DTV Transition Progresses in Australia, Delayed in Korea
January 5, 2004
The number of homes in Australia receiving DTV with a digital TV set or a set-top box decoder will reach 250,000 by the end of 2003, according to the articleDigital Revolution Gathers Pace by Christian Catalano on theage.com.au. That number is up from 75,000 at the end of April 2003. Catalano says by 2008, 40 percent of Australian households will have "gone digital." The article quotes Swinburne University film lecturer Jeff Bird discussing the attractiveness of HDTV: "The picture resolution is three to four times as good as both standard-definition analogue and digital. It's really like looking out of a window." Terrestrial DTV has been on the air in Australia for two years and since July broadcasters were required to each broadcast 1,040 hours in HDTV.
The picture in Korea is not as clear. Kim Tae-gyu, staff reports for Korea Times, reports in his article Digital TV Broadcasting Delay Becoming Costly that the presidents of local terrestrial broadcasters -- KBS, SBS, MBC and EBS -- asked the government to delay expansion of a DTV system based on the ATSC system. As reported earlier, the broadcasters favor the European DVB standard. Kim Tae-gyu said "some broadcasters and experts raised concerns over the U.S. standard's capability to supply quality services to viewers or vehicles on the move and insisted the government switch to the European system."

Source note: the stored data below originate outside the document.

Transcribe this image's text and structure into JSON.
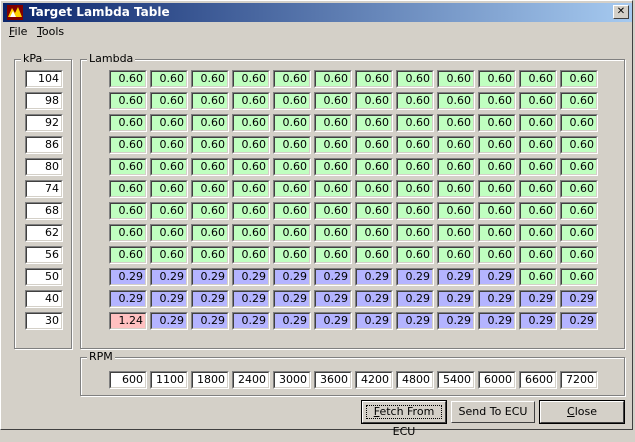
{
  "window": {
    "title": "Target Lambda Table"
  },
  "menu": {
    "file_label": "File",
    "file_mnemonic": "F",
    "file_rest": "ile",
    "tools_mnemonic": "T",
    "tools_rest": "ools"
  },
  "kpa_group": {
    "label": "kPa",
    "values": [
      "104",
      "98",
      "92",
      "86",
      "80",
      "74",
      "68",
      "62",
      "56",
      "50",
      "40",
      "30"
    ]
  },
  "lambda_group": {
    "label": "Lambda",
    "rows": [
      [
        "0.60",
        "0.60",
        "0.60",
        "0.60",
        "0.60",
        "0.60",
        "0.60",
        "0.60",
        "0.60",
        "0.60",
        "0.60",
        "0.60"
      ],
      [
        "0.60",
        "0.60",
        "0.60",
        "0.60",
        "0.60",
        "0.60",
        "0.60",
        "0.60",
        "0.60",
        "0.60",
        "0.60",
        "0.60"
      ],
      [
        "0.60",
        "0.60",
        "0.60",
        "0.60",
        "0.60",
        "0.60",
        "0.60",
        "0.60",
        "0.60",
        "0.60",
        "0.60",
        "0.60"
      ],
      [
        "0.60",
        "0.60",
        "0.60",
        "0.60",
        "0.60",
        "0.60",
        "0.60",
        "0.60",
        "0.60",
        "0.60",
        "0.60",
        "0.60"
      ],
      [
        "0.60",
        "0.60",
        "0.60",
        "0.60",
        "0.60",
        "0.60",
        "0.60",
        "0.60",
        "0.60",
        "0.60",
        "0.60",
        "0.60"
      ],
      [
        "0.60",
        "0.60",
        "0.60",
        "0.60",
        "0.60",
        "0.60",
        "0.60",
        "0.60",
        "0.60",
        "0.60",
        "0.60",
        "0.60"
      ],
      [
        "0.60",
        "0.60",
        "0.60",
        "0.60",
        "0.60",
        "0.60",
        "0.60",
        "0.60",
        "0.60",
        "0.60",
        "0.60",
        "0.60"
      ],
      [
        "0.60",
        "0.60",
        "0.60",
        "0.60",
        "0.60",
        "0.60",
        "0.60",
        "0.60",
        "0.60",
        "0.60",
        "0.60",
        "0.60"
      ],
      [
        "0.60",
        "0.60",
        "0.60",
        "0.60",
        "0.60",
        "0.60",
        "0.60",
        "0.60",
        "0.60",
        "0.60",
        "0.60",
        "0.60"
      ],
      [
        "0.29",
        "0.29",
        "0.29",
        "0.29",
        "0.29",
        "0.29",
        "0.29",
        "0.29",
        "0.29",
        "0.29",
        "0.60",
        "0.60"
      ],
      [
        "0.29",
        "0.29",
        "0.29",
        "0.29",
        "0.29",
        "0.29",
        "0.29",
        "0.29",
        "0.29",
        "0.29",
        "0.29",
        "0.29"
      ],
      [
        "1.24",
        "0.29",
        "0.29",
        "0.29",
        "0.29",
        "0.29",
        "0.29",
        "0.29",
        "0.29",
        "0.29",
        "0.29",
        "0.29"
      ]
    ],
    "colors": {
      "rich": "#b4b4ff",
      "lean": "#c0ffc0",
      "highlight": "#ffc0c0"
    }
  },
  "rpm_group": {
    "label": "RPM",
    "values": [
      "600",
      "1100",
      "1800",
      "2400",
      "3000",
      "3600",
      "4200",
      "4800",
      "5400",
      "6000",
      "6600",
      "7200"
    ]
  },
  "buttons": {
    "fetch_mnemonic": "F",
    "fetch_rest": "etch From ECU",
    "send_label": "Send To ECU",
    "close_mnemonic": "C",
    "close_rest": "lose"
  }
}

Kim Tae-gyu's article quoted Park Goo-man, professor of the Seoul National University of Technology: "The government must change the standard to the European one for various reasons. The European system is technically superior and especially has better mobility-specific applications. Actually, the move is a the-sooner-the-better case. Look around the world. Who uses the U.S. system? Just Canada, America and Korea. The European system has been adopted by nearly 50 countries worldwide. Taiwan also changed their system to the European standard two years ago."
The ATSC system is being defended by the government and DTV manufacturers, based on their initial investment in the system and the "higher quality" of the system. Broadcasters are concerned about extra production costs with the ATSC system and that an alternative system for mobile DTV using ground digital multimedia broadcasting (DMB) or satellite DMB could force then to compete with mobile operators for that audience.